Written in response to Charlie Mills January 23, 2019, prompt from Carrot Ranch Literary: In 99 words (no more, no less), write a story about a park bench. Use this gif to choose a timeframe and write the story behind that particular scene. Use the time as your title. Go where the prompt leads!

The Gift of Music

     The wheelchair-bound veterans weren’t surprised when asked to join Gil Brandt near his bus. The musician learned names then turned to Michael, “I’ve heard of your talent and that you live near multiple VA medical centers so I’m giving you this to share.”

     A vehicle whose sides were painted with music murals and the words “Veterans’ Music Van” pulled up. Doors were opened to reveal many instruments and other band equipment.  

     “I can’t accept such a gift,” Michael said.

     “No protesting. I hope you’ll develop or add to a music program at each center because music has healing power.”

 

Written in response to Charli Mills January 16, 2019, prompt from Carrot Ranch Literary: In 99 words (no more, no less), write a protest story. It can be about a protest, or you can investigate the word and expand the idea. Who is protesting, where, and why? Go where the prompt leads!

Note: There is a young country music star named Brantley Gilbert that is pro veterans and recognizes them whenever he can. I don’t know if he has given a gift of this magnitude, but he was the inspiration.

Why Tessa is Divorced – flash fiction

Tessa loaded the last of her personal items into the car then went back inside the house they had shared at Ft. Riley, Kansas, for the last six years. She did a walk-through remembering the good times with her children and how lonely she had been with her husband gone so much. When she locked the front door for the last time she could hear his words, “I’m done carrying you.” She felt she had carried the family without his help and knew she couldn’t stay after finding out his last three deployments had been at his own request.

 

Written in response to Charli Mills January 9, 2019, prompt from Carrot Ranch Literary: In 99 words (no more, no less), write a story about a carried wife. Why is she being carried? Who is carrying? Pick a genre if you’d like and craft a memorable character. Go where the prompt leads!

What’s Hidden in Your Hutch – flash fiction

After exercising on stationary rings and showering, Michael sat staring at the hutch his sister had insisted he needed. The upper shelves displayed happy memories: pictures of him with Army buddies at reunions, his parents, and his sister’s family. The lower cupboards held a good stock of liquor. The center big drawer was like a safe deposit box, hiding tangible PTSD triggers: two purple hearts, medical records, dog tags, pictures of lost buddies and of himself with legs. He thought of baby teeth and hoped Tessa would have a grandchild to help him understand why such things were keepsakes.

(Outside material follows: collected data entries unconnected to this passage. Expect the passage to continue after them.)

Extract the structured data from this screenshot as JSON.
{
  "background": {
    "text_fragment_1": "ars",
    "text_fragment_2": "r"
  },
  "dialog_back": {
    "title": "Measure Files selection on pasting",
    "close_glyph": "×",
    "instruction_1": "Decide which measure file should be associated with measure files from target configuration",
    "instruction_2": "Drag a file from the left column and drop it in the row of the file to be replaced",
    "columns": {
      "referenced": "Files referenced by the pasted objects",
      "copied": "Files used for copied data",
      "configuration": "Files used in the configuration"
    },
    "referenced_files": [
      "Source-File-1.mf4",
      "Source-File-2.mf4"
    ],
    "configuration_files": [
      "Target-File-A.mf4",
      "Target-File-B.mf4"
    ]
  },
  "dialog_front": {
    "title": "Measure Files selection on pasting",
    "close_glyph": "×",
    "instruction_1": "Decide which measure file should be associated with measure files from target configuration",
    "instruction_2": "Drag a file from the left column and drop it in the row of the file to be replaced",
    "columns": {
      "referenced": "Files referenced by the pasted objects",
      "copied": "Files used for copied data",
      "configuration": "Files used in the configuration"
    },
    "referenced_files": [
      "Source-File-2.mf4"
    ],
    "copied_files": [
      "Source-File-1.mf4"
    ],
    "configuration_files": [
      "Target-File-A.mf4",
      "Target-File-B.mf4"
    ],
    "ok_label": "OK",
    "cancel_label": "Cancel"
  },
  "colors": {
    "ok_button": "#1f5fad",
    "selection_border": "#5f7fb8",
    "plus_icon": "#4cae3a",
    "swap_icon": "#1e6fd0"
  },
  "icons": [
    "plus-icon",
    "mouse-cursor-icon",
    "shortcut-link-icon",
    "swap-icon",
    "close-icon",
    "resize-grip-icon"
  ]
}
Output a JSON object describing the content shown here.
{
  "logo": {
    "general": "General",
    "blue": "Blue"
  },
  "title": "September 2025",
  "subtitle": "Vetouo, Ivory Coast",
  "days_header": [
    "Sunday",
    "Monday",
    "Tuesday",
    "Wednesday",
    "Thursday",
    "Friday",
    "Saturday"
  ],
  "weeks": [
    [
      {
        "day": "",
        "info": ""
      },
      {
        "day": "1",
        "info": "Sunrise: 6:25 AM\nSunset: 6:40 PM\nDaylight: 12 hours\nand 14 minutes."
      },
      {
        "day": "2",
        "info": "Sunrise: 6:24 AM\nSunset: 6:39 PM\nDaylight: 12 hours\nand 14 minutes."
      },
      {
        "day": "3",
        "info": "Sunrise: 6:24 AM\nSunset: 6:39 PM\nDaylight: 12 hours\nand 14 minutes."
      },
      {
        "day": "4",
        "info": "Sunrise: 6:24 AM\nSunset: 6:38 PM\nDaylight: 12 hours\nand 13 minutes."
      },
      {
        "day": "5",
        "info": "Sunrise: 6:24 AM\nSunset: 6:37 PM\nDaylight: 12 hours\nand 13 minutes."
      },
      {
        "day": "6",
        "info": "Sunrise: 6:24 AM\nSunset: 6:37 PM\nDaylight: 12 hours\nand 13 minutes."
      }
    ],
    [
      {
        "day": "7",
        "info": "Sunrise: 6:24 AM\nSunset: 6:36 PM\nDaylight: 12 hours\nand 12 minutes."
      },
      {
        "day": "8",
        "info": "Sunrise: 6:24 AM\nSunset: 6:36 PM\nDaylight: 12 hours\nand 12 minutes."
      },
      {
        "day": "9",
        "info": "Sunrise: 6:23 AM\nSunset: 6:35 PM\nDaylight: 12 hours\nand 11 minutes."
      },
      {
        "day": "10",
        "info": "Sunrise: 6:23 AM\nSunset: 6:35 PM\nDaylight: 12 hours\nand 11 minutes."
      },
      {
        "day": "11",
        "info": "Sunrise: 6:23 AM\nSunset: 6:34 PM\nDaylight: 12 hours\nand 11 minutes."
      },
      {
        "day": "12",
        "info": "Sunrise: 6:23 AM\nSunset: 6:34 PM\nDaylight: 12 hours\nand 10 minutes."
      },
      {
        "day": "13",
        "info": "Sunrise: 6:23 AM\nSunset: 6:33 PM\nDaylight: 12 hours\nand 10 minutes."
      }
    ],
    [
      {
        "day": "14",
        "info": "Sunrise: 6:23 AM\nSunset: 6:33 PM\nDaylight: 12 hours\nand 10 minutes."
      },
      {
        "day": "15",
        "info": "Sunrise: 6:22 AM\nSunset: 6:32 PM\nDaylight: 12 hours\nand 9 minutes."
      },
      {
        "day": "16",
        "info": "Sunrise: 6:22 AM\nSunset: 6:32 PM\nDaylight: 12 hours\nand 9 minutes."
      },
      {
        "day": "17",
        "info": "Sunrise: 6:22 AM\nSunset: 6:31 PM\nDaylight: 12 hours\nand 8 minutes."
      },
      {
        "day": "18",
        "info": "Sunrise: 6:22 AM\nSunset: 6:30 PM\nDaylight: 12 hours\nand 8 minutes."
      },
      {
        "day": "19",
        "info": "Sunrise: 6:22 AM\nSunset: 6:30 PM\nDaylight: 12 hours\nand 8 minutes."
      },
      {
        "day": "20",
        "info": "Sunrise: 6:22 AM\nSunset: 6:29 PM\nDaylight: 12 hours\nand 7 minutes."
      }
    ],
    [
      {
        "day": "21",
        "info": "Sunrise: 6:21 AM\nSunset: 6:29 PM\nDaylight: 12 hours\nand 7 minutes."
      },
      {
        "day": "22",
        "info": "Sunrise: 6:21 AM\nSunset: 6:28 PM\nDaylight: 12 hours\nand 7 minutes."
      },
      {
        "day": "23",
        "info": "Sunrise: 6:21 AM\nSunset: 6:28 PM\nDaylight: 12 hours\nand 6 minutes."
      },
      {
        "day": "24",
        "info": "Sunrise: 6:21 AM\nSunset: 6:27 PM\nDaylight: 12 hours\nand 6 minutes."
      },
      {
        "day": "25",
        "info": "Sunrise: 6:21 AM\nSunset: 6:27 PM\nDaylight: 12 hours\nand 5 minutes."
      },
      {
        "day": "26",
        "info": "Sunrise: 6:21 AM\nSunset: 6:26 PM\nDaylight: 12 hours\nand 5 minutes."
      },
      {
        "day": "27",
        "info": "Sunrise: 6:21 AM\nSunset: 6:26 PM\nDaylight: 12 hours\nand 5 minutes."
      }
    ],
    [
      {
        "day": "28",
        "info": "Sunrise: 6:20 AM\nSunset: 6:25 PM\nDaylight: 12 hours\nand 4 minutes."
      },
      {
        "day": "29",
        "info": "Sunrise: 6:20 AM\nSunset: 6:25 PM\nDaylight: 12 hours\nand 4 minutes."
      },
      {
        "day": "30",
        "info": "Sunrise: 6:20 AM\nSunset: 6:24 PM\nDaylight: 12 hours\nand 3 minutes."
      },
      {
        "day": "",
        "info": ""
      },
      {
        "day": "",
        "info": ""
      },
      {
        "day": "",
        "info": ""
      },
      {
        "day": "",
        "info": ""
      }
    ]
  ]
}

Written in response to Charli Mills January 2, 2019, prompt at Carrot Ranch Literary: In 99 words (no more, no less), write a story about something found in a hutch. It can be any kind of hutch — a box for critters or a chest for dishes. Go where the prompt leads!

Note: PTSD triggers refers to things that can cause a veteran to remember traumatic experiences, often during combat, or can refer to anyone who has suffered any kind of trauma in their life. PTSD stands for Post Traumatic Stress Disorder.